No, no es una región griega. Ática es un hombre, es mi novio. Es un chico guapo un poco más bajo que yo, algo llenito pero sin escandalizar, con un trasero envidiable y una sensualidad al andar, al respirar, al hablar. Es un hombre que no se enamora fácilmente, pero cuando lo hace, se enamora hasta la médula. No suele ser idealista ni soñador, pero cuando está enamorado hasta la médula  se permite tales licencias. Es fuerte a la vista de todos, pero frágil por dentro, lleno de miedo, dudas, ternuras, caricias y una magia oculta que te embruja en besos. Tiene un lado sensible que no le muestra casi a nadie, pero yo he asistido al lado más humano de su existencia, le he visto llorar, me ha tocado enjugar sus lágrimas (algunas causadas por mi), me ha tocado estrecharlo entre mis brazos, abrazados los dos en silencio, enfrentando sus demonios, sus culpas, sus desesperanzas; allí abandonados en medio de la quietud, disfrutando su increíble calidez corporal con la que me cubre cuando hacemos el amor y me da frío.
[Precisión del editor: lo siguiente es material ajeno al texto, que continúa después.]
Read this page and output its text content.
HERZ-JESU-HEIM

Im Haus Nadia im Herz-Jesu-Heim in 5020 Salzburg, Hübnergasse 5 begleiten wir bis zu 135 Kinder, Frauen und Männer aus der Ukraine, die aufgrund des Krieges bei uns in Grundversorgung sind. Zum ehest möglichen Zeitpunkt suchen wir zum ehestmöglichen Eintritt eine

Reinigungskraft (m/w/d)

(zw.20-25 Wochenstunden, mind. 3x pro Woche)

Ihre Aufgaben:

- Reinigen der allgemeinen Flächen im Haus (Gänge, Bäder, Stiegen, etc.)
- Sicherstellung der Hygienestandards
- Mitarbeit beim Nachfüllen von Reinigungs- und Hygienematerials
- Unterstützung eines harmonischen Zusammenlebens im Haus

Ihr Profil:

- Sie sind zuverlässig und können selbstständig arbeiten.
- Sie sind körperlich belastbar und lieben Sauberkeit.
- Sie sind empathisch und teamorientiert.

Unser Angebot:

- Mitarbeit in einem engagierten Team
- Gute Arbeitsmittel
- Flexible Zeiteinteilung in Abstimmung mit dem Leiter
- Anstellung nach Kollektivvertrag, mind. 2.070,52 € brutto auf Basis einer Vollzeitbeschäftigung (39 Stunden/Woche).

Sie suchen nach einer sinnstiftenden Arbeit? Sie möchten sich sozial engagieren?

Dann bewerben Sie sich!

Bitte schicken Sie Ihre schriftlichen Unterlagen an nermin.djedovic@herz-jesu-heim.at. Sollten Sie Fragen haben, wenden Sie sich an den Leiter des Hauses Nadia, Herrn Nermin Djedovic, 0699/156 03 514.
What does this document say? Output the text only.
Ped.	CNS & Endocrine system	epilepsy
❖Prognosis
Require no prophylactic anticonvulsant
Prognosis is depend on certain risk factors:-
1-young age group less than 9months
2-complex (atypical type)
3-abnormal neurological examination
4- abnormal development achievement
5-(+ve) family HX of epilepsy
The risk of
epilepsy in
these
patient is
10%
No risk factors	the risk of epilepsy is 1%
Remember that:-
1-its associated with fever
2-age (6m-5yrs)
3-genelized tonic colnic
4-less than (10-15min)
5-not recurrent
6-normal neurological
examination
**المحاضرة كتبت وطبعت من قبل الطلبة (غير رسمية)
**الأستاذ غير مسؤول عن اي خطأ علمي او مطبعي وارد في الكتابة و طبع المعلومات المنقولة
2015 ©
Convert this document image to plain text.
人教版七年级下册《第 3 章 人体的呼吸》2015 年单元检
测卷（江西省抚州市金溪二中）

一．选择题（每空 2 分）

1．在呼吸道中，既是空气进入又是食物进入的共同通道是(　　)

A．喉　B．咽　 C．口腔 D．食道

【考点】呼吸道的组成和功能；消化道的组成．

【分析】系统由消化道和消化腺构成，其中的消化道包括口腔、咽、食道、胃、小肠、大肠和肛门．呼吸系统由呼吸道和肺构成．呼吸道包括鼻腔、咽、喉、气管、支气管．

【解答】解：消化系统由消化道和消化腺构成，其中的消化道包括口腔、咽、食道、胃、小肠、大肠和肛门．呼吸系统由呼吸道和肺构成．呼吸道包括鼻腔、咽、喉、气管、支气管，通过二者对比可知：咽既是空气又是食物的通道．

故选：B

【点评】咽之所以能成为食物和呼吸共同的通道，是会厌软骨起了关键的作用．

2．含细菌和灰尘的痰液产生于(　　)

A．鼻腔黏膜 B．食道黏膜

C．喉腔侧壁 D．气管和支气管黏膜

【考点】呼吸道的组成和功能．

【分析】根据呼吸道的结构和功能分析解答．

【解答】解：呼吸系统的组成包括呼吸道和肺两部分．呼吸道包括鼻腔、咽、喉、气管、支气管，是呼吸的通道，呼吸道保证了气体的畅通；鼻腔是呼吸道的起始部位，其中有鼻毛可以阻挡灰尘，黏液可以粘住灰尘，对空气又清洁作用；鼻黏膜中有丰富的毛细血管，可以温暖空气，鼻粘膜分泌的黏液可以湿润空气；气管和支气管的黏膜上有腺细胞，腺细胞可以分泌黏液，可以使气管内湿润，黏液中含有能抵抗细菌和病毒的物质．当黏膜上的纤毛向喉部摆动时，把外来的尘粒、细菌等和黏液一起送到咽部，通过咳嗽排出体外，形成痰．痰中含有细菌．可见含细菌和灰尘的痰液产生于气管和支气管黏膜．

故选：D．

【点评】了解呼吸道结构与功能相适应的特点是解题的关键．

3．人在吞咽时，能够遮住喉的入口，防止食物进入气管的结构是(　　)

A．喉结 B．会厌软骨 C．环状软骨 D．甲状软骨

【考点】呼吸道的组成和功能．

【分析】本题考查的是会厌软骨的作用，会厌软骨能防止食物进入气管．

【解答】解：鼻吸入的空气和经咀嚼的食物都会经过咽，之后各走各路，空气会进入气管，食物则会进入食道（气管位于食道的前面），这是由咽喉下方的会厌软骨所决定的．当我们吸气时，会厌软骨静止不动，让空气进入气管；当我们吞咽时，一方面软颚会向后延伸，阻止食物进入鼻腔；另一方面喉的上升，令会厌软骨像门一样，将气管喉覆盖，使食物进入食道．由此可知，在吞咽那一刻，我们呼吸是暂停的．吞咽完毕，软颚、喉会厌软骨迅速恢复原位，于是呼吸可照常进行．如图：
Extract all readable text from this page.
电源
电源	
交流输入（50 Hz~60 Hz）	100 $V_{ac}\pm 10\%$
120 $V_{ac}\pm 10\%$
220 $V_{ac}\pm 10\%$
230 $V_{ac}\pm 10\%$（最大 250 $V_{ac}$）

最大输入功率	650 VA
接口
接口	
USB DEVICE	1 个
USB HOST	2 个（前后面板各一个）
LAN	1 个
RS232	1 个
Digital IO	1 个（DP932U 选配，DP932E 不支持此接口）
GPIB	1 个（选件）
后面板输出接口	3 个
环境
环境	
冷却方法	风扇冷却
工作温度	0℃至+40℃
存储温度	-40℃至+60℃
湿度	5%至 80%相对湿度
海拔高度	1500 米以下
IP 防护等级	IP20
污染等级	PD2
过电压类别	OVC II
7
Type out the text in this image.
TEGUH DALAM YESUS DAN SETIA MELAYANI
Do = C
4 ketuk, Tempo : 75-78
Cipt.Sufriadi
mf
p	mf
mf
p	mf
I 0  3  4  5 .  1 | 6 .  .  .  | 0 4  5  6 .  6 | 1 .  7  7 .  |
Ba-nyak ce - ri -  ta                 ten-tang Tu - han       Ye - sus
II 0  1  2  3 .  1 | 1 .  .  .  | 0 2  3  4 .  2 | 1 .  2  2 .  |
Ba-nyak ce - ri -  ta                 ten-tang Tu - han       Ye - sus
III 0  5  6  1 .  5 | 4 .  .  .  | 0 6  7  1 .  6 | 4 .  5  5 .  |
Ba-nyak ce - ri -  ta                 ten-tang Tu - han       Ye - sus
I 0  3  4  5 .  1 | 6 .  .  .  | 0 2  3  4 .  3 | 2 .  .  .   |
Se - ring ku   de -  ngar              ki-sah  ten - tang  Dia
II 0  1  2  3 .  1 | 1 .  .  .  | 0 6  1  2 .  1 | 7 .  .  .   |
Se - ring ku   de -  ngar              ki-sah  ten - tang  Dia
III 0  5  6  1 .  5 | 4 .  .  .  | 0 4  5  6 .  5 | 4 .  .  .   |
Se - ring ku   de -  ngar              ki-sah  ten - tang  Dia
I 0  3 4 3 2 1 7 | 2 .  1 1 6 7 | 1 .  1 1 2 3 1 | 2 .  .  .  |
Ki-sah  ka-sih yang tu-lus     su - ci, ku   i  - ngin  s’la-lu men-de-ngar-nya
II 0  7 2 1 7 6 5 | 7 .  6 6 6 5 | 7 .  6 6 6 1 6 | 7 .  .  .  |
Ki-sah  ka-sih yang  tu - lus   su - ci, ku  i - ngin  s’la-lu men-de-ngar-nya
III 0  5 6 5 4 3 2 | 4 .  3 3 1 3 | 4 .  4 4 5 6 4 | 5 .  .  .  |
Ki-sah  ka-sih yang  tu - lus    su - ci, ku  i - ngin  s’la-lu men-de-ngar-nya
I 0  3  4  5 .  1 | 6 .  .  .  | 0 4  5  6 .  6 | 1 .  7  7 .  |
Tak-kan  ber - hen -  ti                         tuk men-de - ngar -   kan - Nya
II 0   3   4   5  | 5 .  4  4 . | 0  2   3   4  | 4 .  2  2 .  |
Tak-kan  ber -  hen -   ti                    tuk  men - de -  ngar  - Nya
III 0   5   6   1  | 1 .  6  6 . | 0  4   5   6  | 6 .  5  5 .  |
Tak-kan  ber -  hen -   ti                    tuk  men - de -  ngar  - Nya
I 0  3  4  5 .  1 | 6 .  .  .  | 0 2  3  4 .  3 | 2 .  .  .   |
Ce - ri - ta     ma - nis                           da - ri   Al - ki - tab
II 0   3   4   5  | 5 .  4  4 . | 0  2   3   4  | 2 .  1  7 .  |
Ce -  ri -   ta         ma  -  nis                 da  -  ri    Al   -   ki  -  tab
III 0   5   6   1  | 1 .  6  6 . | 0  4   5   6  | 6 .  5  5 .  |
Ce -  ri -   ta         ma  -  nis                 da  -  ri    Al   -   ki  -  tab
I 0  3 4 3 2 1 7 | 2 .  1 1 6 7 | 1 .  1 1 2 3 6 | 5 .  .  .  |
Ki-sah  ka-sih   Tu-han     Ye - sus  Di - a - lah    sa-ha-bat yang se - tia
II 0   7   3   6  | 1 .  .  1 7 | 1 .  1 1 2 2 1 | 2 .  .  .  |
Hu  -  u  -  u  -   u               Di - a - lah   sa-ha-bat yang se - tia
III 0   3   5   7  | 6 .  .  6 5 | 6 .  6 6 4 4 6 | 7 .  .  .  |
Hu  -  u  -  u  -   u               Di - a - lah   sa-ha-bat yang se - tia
Ática se entrega todo, aún cuando corra el riesgo de quedar expuesto y vulnerable. Te da lo que tiene sin remilgos, en sacrificio. Una entrega total de sus dones, talentos y habilidades. Es un chico varonil que no tiene problemas en confeccionar los regalos por si mismo en contraste de los egoístas como yo que prefieren comprarlos. Es imposible no amarle. Con él te sientes seguro, firme, con propósito y sentido. El vacío se marchó desde que lo conocí. Es tan maravilloso, que te duelen sus ausencias y silencios, pero cuando vuelve, el mundo se llena de fuegos artificiales.

Pero Ática es humano como todos y tiene también su cara oculta, como la luna, que no sale muy a menudo a menos que se le provoque. Ariano por nacimiento, dentro de Ática hierve un volcano de orgullo, ese orgullo propio de las personas que se ofenden fácilmente. Cuando el volcán estalla, es todo un cataclisma que amenaza con destruirlo todo. No es que sea de los que golpean, ni siquiera grita mucho. Simplemente sus sentimientos se desbordan con la furia de un tsunami que lleva consigo letales escombros de palabras no dichas, frustraciones enterradas, sufrimiento puro de un amor que se siente no correspondido. Te duele de verlo sufrir y te sientes tonto, patético, un hijo de puta. Columnas de fuego y muros de agua, eso es a lo que uno se enfrenta cuando despierta al gigante dormido. Pero no puedo culparlo. Carga consigo el estigma de una familia destruida, las cicatrices causadas por quienes debieron amarlo (y lo maltrataron)  y una herida muy profunda que pareciera no va a cerrarse nunca. Aún así, es difícil volver a la normalidad, aunque no imposible. Siempre hay una manera. Un camino.

Ática es un hombre y un niño. Un enamorado y un protector implacable. Un buen hijo, un buen amigo, un buen sobrino. Lo aman y ama. Lo amo y me ama. No puedo pedir nada más.